And you are the person on the receiving end of all this pent-up frustration about life, pent-up frustration that is unleashed every day on self-service checkout areas, flashing red at you as if the world is about to end over an errant bag of radishes.

The self-service checkout may seem like one of those minor modern irritations sent to waste our time while audaciously pretending to save it - but, really, it is emblematic of something much bigger: namely, the steady, dehumanising slide into a world where we are surrounded by people we rarely look at or speak to.

There is something almost unbearably lonely about this existence. When you are surrounded by people and noise and beeping, and still everyone chooses to look down at their screens, or plug into their headphones and stare straight ahead, is it any wonder that so many of us are left feeling frazzled and despairing and alone?

It takes a village to raise a child, as they say, but that doesn't count for much if everyone in the village is staring at their phone, trying to hail an Uber out of it.

In rehab, one of the first things I learnt was that addiction is the opposite of connection. It is the detaching of one's self from reality, as I suppose most diseases of the mind and soul are. I have realised, over the last few years, that the thing all mental illnesses have in common, from anxiety to depression to schizophrenia, is that they work by lying to you, and isolating you - like an abuser, they thrive when their victim feels duty bound to exist in a culture of silence. They cut you off from the people around you.

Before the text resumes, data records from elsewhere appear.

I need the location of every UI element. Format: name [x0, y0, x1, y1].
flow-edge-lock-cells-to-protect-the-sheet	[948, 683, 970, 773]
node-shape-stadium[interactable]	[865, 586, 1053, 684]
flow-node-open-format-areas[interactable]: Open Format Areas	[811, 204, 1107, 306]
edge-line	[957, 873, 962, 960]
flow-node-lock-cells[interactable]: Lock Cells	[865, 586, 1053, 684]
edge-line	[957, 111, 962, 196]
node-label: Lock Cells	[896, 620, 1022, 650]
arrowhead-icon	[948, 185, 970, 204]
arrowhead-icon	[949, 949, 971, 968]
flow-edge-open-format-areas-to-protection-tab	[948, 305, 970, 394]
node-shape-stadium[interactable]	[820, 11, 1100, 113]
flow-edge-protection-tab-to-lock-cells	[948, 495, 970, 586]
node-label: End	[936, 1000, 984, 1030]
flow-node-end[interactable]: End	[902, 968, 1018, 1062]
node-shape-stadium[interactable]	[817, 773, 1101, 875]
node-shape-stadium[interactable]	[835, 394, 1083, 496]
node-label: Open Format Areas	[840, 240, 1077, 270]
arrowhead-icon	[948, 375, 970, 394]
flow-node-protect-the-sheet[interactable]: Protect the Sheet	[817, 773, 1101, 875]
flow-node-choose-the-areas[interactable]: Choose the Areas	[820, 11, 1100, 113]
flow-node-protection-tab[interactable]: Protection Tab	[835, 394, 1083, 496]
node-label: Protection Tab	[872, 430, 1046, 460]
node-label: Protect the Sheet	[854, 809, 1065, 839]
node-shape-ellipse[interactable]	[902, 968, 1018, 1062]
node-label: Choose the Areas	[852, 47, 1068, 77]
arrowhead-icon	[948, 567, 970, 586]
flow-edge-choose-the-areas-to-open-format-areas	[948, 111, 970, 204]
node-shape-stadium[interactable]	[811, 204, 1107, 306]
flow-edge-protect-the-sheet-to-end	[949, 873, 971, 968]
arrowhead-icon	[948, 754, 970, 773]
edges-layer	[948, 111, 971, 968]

And while I'm not for a minute saying that self-service checkout tills are responsible for the world's ills, I do think they are symptomatic of a much larger problem, which is the shift away from human connection to WiFi and 5G mobile connections.

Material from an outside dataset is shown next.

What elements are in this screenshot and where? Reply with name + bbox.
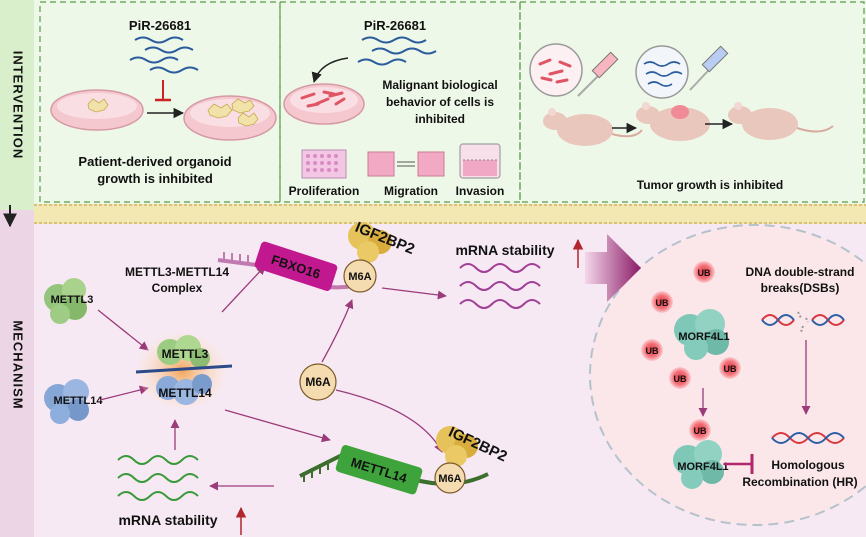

Professor Francis McGlone, professor of neuroscience at Liverpool John Moores University, has spoken about touch being the forgotten sense. In a brilliant podcast with the GP and TV presenter Dr Rangan Chatterjee, he explained that touch is essential to healthy brain development in children. Research has shown that "rats whose mothers lick them regularly as they grow up are better able to cope with stress than those whose mothers don't lick them at all". The rats who weren't licked became hypersensitive to stress and anxiety.

Researchers at University College London have also found that affectionate touch reduces feelings of social exclusion.

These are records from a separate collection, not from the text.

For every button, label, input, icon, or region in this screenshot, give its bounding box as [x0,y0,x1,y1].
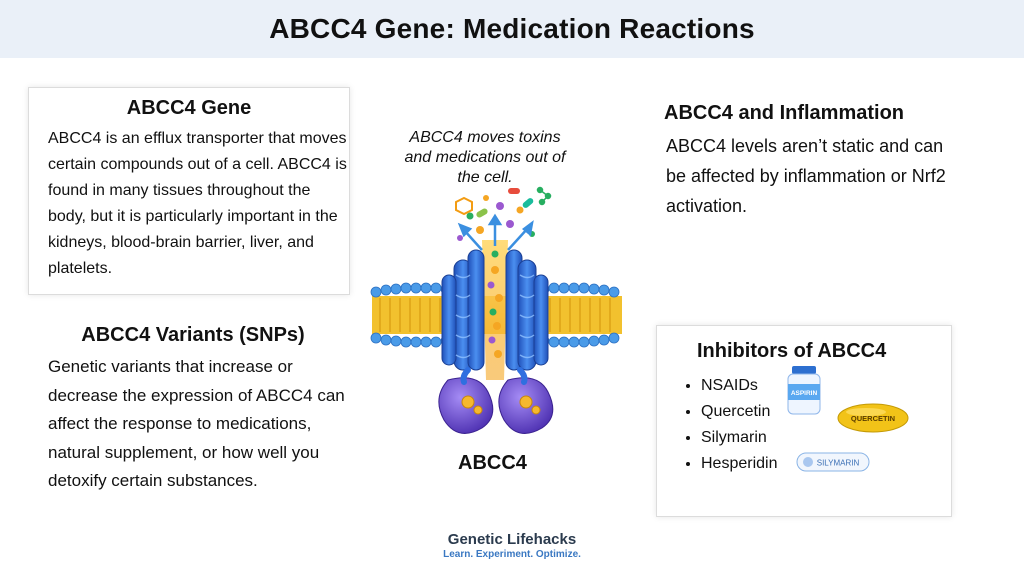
inflammation-description: ABCC4 levels aren’t static and can be af… [666,136,946,216]
variants-description: Genetic variants that increase or decrea… [48,357,345,490]
helix-right [505,249,549,371]
inhibitors-box: Inhibitors of ABCC4 NSAIDs Quercetin Sil… [656,325,952,517]
transporter-protein-icon [370,186,622,434]
bottle-label: ASPIRIN [791,390,818,397]
silymarin-capsule-icon: SILYMARIN [796,452,870,472]
brand-logo: Genetic Lifehacks Learn. Experiment. Opt… [430,531,594,561]
gene-description: ABCC4 is an efflux transporter that move… [48,130,347,277]
nucleotide-binding-domains [438,367,554,434]
inhibitors-heading: Inhibitors of ABCC4 [697,340,887,362]
inhibitor-item: NSAIDs [701,373,777,399]
gene-info-box: ABCC4 Gene ABCC4 is an efflux transporte… [28,87,350,295]
page-title: ABCC4 Gene: Medication Reactions [269,13,755,44]
inhibitor-item: Hesperidin [701,451,777,477]
helix-left [441,249,485,371]
quercetin-pill-icon: QUERCETIN [837,403,909,433]
diagram-label: ABCC4 [458,452,527,474]
molecule-dots [455,186,552,358]
gene-heading: ABCC4 Gene [126,97,252,119]
inhibitor-item: Silymarin [701,425,777,451]
capsule-label: SILYMARIN [817,459,860,468]
inhibitor-item: Quercetin [701,399,777,425]
variants-heading: ABCC4 Variants (SNPs) [81,324,305,346]
pill-bottle-icon: ASPIRIN [787,366,821,415]
inhibitors-list: NSAIDs Quercetin Silymarin Hesperidin [683,373,777,477]
brand-tagline: Learn. Experiment. Optimize. [443,549,581,560]
title-bar: ABCC4 Gene: Medication Reactions [0,0,1024,58]
inflammation-heading: ABCC4 and Inflammation [664,102,905,124]
efflux-arrows [457,213,534,251]
brand-name: Genetic Lifehacks [447,531,577,548]
pill-label: QUERCETIN [851,414,895,423]
diagram-caption: ABCC4 moves toxins and medications out o… [404,129,566,186]
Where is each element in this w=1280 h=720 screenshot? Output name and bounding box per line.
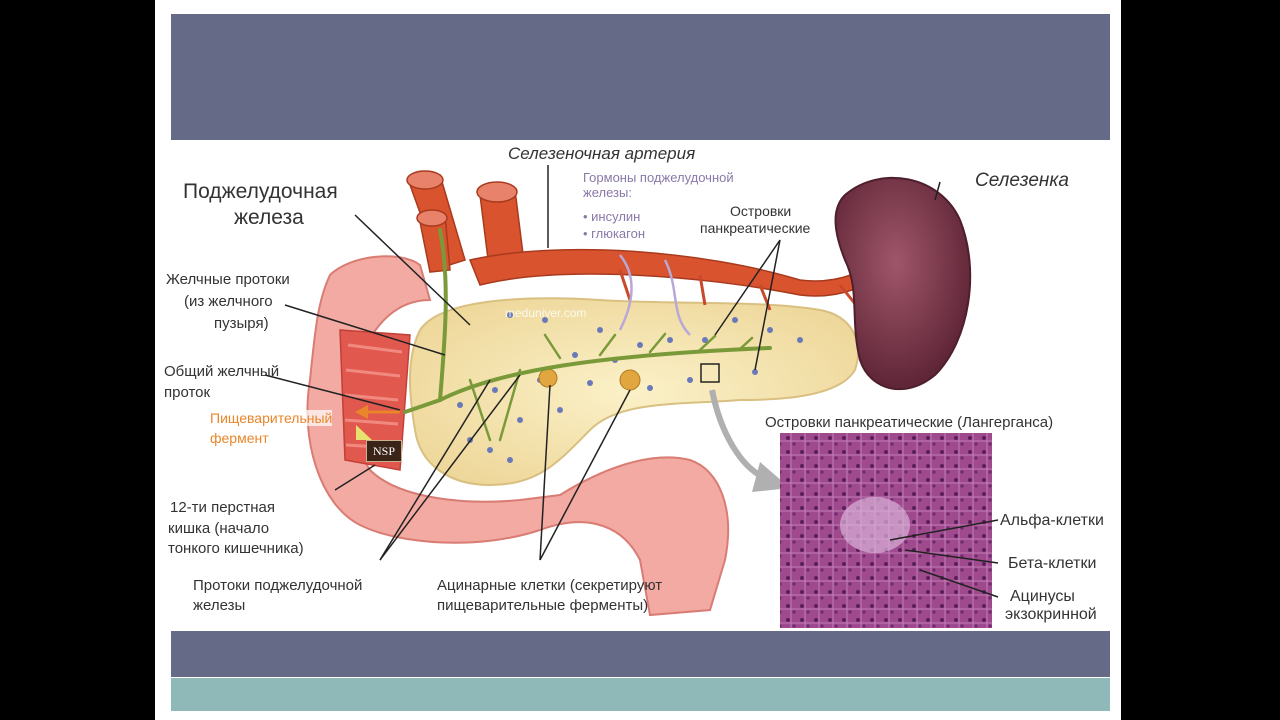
label-spleen: Селезенка — [975, 170, 1069, 191]
label-hormone-insulin: • инсулин — [583, 209, 641, 224]
label-islets-line1: Островки — [730, 203, 792, 219]
bottom-banner — [171, 631, 1110, 677]
label-hormone-glucagon: • глюкагон — [583, 226, 646, 241]
label-duodenum-line1: 12-ти перстная — [170, 499, 276, 516]
nsp-badge: NSP — [366, 440, 402, 462]
bottom-stripe — [171, 678, 1110, 711]
label-acini-line2: экзокринной — [1005, 606, 1097, 623]
label-bile-ducts-line1: Желчные протоки — [166, 271, 290, 288]
label-bile-ducts-line3: пузыря) — [214, 315, 269, 332]
islet-highlight-box — [700, 363, 720, 383]
label-hormones-title-line2: железы: — [583, 185, 632, 200]
label-common-duct-line2: проток — [164, 384, 211, 401]
label-splenic-artery: Селезеночная артерия — [508, 144, 696, 163]
label-digestive-enzyme-line1: Пищеварительный — [210, 410, 333, 426]
histology-image — [780, 433, 992, 628]
label-islets-line2: панкреатические — [700, 220, 811, 236]
label-langerhans-title: Островки панкреатические (Лангерганса) — [765, 414, 1054, 431]
top-title-banner — [171, 14, 1110, 140]
hormone-vessels — [618, 254, 691, 336]
label-pancreas-line1: Поджелудочная — [183, 180, 338, 203]
label-hormones-title-line1: Гормоны поджелудочной — [583, 170, 734, 185]
label-beta-cells: Бета-клетки — [1008, 555, 1097, 572]
label-bile-ducts-line2: (из желчного — [184, 293, 273, 310]
watermark: meduniver.com — [505, 306, 587, 320]
label-pancreas-line2: железа — [234, 206, 304, 229]
splenic-artery — [406, 170, 896, 311]
pancreatic-ducts — [403, 228, 772, 442]
label-duodenum-line3: тонкого кишечника) — [168, 540, 304, 557]
label-duodenum-line2: кишка (начало — [168, 520, 270, 537]
label-acinar-line2: пищеварительные ферменты) — [437, 597, 649, 614]
label-alpha-cells: Альфа-клетки — [1000, 512, 1104, 529]
label-acini-line1: Ацинусы — [1010, 588, 1075, 605]
label-acinar-line1: Ацинарные клетки (секретируют — [437, 577, 663, 594]
spleen-organ — [834, 176, 972, 391]
label-digestive-enzyme-line2: фермент — [210, 430, 269, 446]
pointer-lines — [264, 165, 999, 598]
label-pancreatic-ducts-line1: Протоки поджелудочной — [193, 577, 363, 594]
label-pancreatic-ducts-line2: железы — [193, 597, 246, 614]
label-common-duct-line1: Общий желчный — [164, 363, 280, 380]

Human interaction is being lost, and perhaps that is what bemused the queen most about those self-service checkout tills.

I was reminded of this the other day, when I went to visit a friend in hospital - a young woman who, through nothing more than bad luck, has found herself on the organ transplant list. She asked if I could bring her some fruit and nuts from the supermarket, so off I went to do battle with the machines, the recorded chirruping of Ant and Dec failing to raise my spirits as I struggled to find a barcode.

What did my annoyance matter, though, in the grand scheme of things? I arrived with the snacks, and then I brushed my friend's hair. I massaged cream into her hands. I did all those things that we no longer do, and she said how nice it was, after long periods stuck alone in her hospital bed, away from her precious children, to feel human touch.

And I left, later, thinking this: that life is too short and too special to be spent alone, in a rage, with a screen.